Condividi

La famiglia di Andrea Prospero, studente universitario a Perugia, descrive il profondo dolore e il vuoto lasciati dalla sua scomparsa. Il fratello Marco ricorda l'affiatamento del trio, mentre i genitori esprimono una vita segnata dalla perdita.

La testimonianza del fratello Marco

Marco, fratello di Andrea Prospero, ha condiviso ricordi commoventi durante un'udienza a Perugia. Ha descritto il legame fraterno come quello dei "tre moschettieri", un motto che li univa profondamente. La sua testimonianza si è concentrata sull'affiatamento tra lui, Andrea e la sorella gemella Anna.
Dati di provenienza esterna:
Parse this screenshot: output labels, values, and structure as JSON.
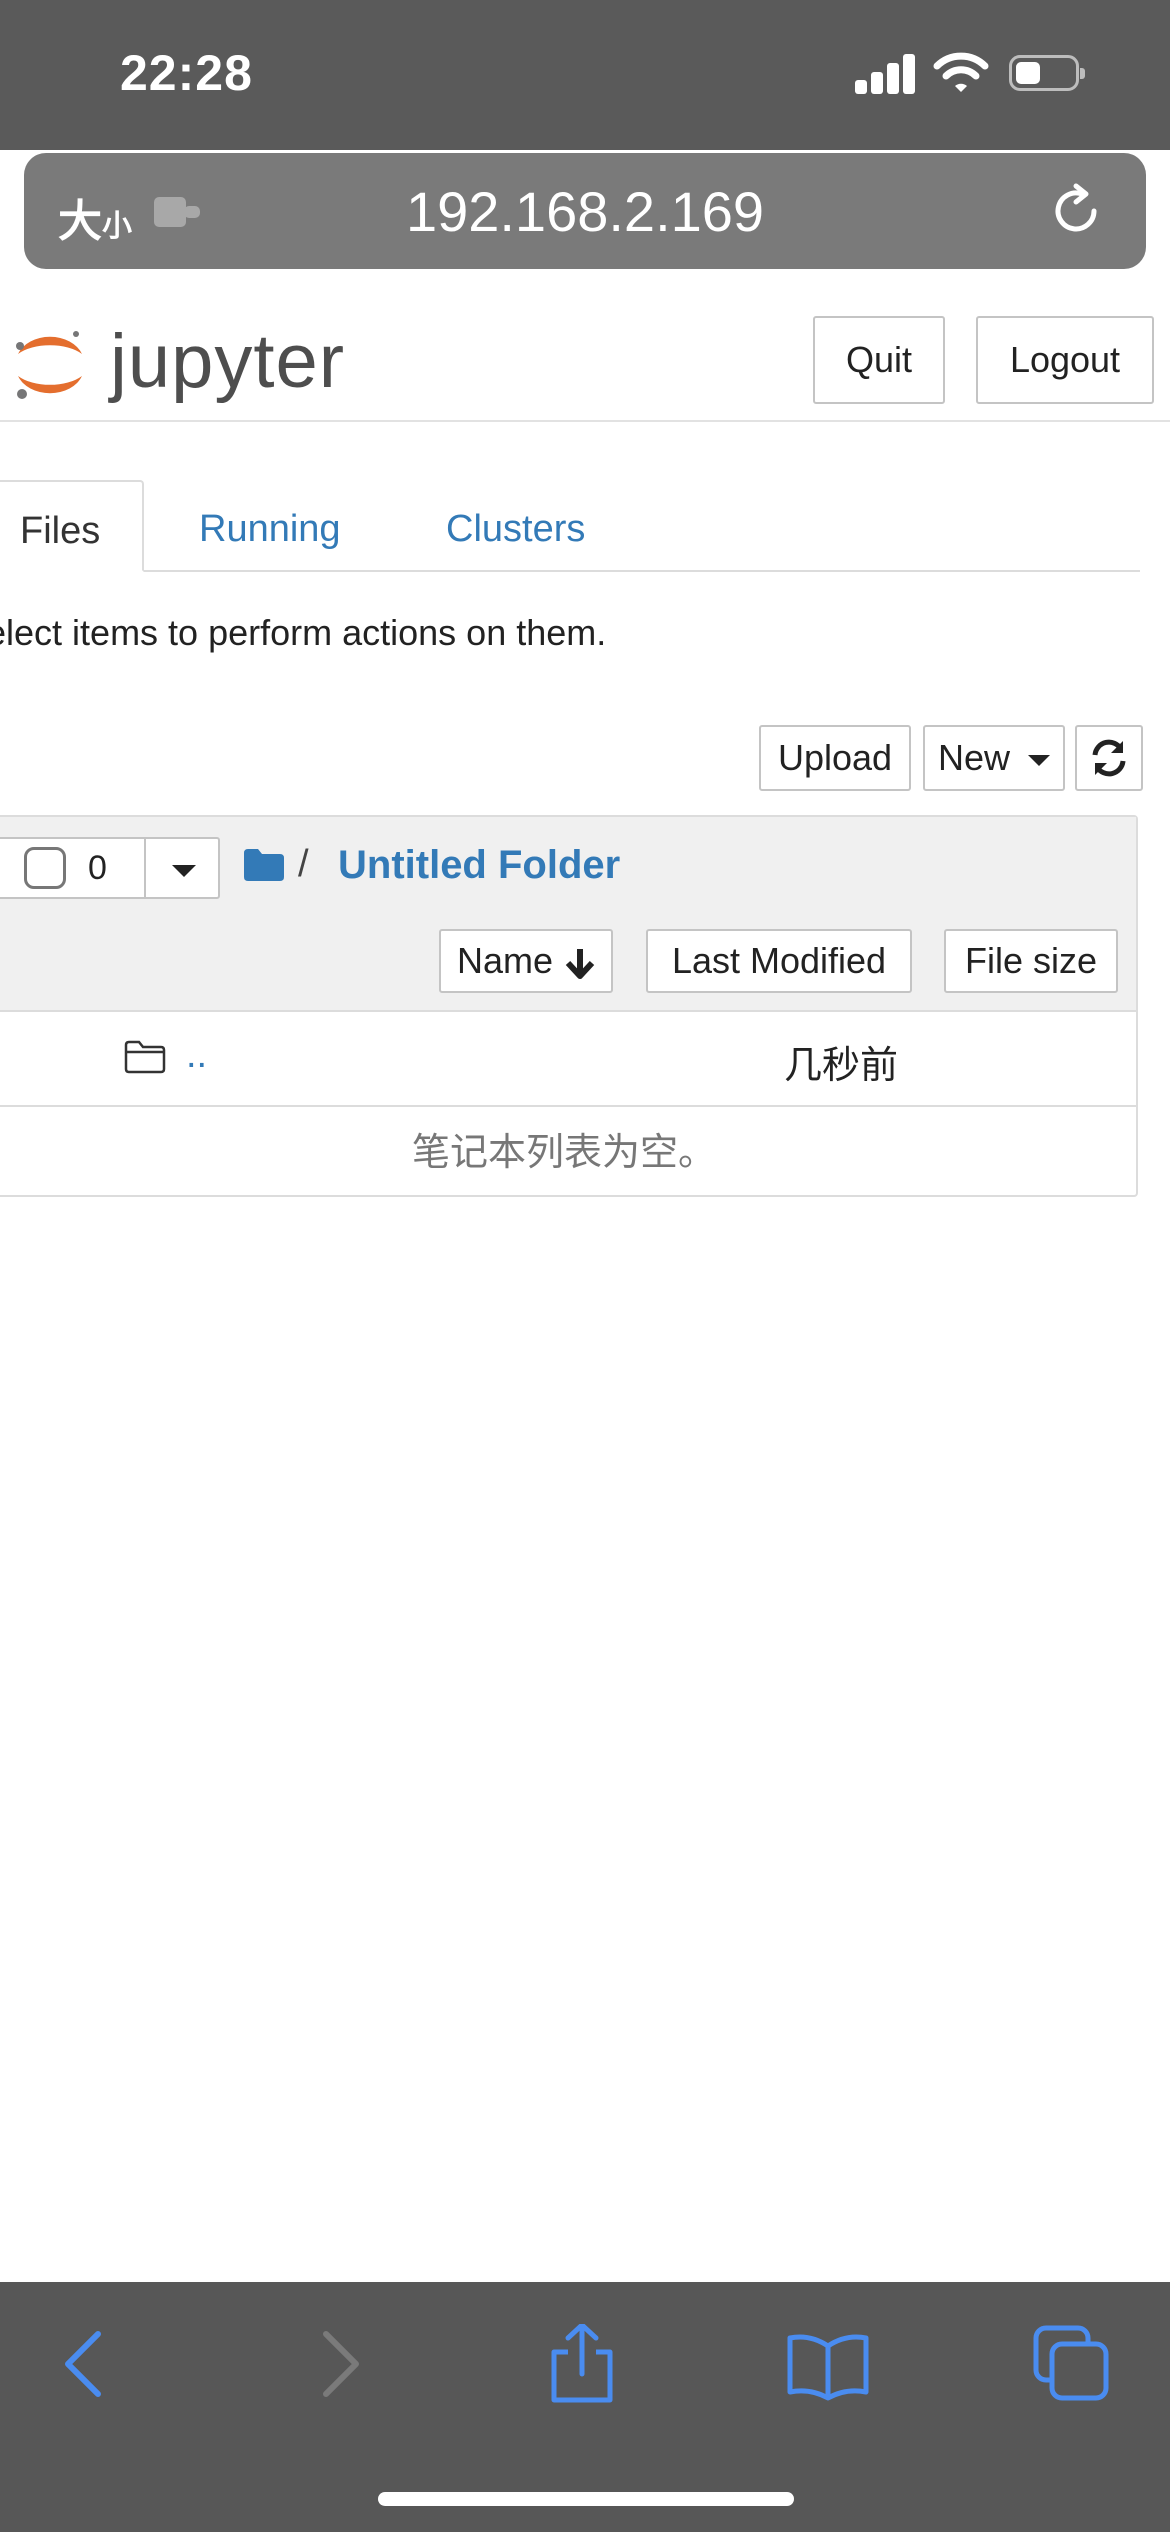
{
  "status_bar": {
    "time": "22:28"
  },
  "browser": {
    "text_size_large": "大",
    "text_size_small": "小",
    "address": "192.168.2.169"
  },
  "header": {
    "logo_text": "jupyter",
    "quit_label": "Quit",
    "logout_label": "Logout"
  },
  "tabs": [
    {
      "label": "Files",
      "active": true
    },
    {
      "label": "Running",
      "active": false
    },
    {
      "label": "Clusters",
      "active": false
    }
  ],
  "instruction": "elect items to perform actions on them.",
  "actions": {
    "upload_label": "Upload",
    "new_label": "New"
  },
  "listing": {
    "selected_count": "0",
    "breadcrumb_sep": "/",
    "current_folder": "Untitled Folder",
    "columns": {
      "name": "Name",
      "modified": "Last Modified",
      "size": "File size"
    },
    "parent_row": {
      "name": "..",
      "modified": "几秒前"
    },
    "empty_message": "笔记本列表为空。"
  },
  "colors": {
    "link": "#337ab7",
    "ios_accent": "#4a8cf0",
    "chrome_bg": "#5a5a5a"
  }
}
Marco ha spiegato che il loro motto era "i tre moschettieri", sottolineando quanto fossero uniti. Ha aggiunto che la loro vita è cambiata radicalmente dopo la tragica scomparsa di Andrea. La sua assenza ha lasciato un vuoto incolmabile nella famiglia.

Ha evidenziato come la vita precedente non esista più, con la mancanza di Andrea che si fa sentire costantemente. Il padre ha confermato questo sentimento, affermando che la loro vita attuale è solo una sopravvivenza.

I genitori: "La nostra non è più vita"

I genitori di Andrea Prospero hanno espresso un dolore lancinante e una vita trasformata dalla tragedia. La madre ha dichiarato che la sua esistenza è diventata una mera sopravvivenza dopo la morte del figlio. Il padre ha confermato questa sensazione, descrivendo una casa priva di gioia e volontà di festeggiare.

Il padre ha ricordato Andrea come un ragazzo sensibile, gentile e timido, ma mai problematico. Ha sottolineato che non aveva mai manifestato intenti suicidi né assunto droghe. L'unico problema fisico che Andrea aveva era legato all'acne.

La madre ha descritto Andrea come un ragazzo tranquillo, con cui aveva un legame molto stretto. Ricorda le loro passeggiate serali, durante le quali parlavano per ore. Andrea era riservato e timido, ma sempre rispettoso e disponibile verso gli altri.

Ricordi e il peso del lutto

Matteo Prospero, un altro fratello, ha testimoniato dopo la sorella gemella Anna. Ha ricordato i momenti trascorsi insieme, come le uscite in bicicletta, le partite di calcio e le sessioni di PlayStation. Ha specificato che Andrea era tornato a casa per le festività natalizie e appariva sereno.

Matteo ha aggiunto di non essere stato informato da Andrea di eventuali amicizie online. Il padre ha ribadito il loro ottimo rapporto, descrivendo Andrea come un ragazzo benvoluto da tutti e rispettoso. Si sentivano ogni sera quando Andrea era a Perugia.

La madre ha descritto il profondo vuoto lasciato da Andrea, pensando a lui ogni giorno. Si sveglia di notte e piange di nascosto, andando nella sua stanza a guardare i suoi vestiti. Il suo dolore è immenso e non augura a nessuno una simile sofferenza, paragonando le sue strade a quelle che portano al cimitero.

Il processo e le testimonianze

La testimonianza di Marco si inserisce nel contesto del processo che vede un giovane accusato di aver istigato o indotto al suicidio lo studente abruzzese. L'udienza è stata dedicata in gran parte alle testimonianze dei familiari, che hanno dipinto un quadro commovente della vita di Andrea e del profondo impatto della sua morte.

I genitori hanno sottolineato la loro sofferenza, descrivendo la vita dopo la perdita come un peso insostenibile. La madre ha espresso il suo dolore in modo toccante, affermando che le sue strade portano solo al cimitero.

Le parole dei familiari evidenziano la complessità della vicenda e il dolore che circonda la tragica scomparsa di Andrea Prospero, lasciando aperte molte domande sul caso.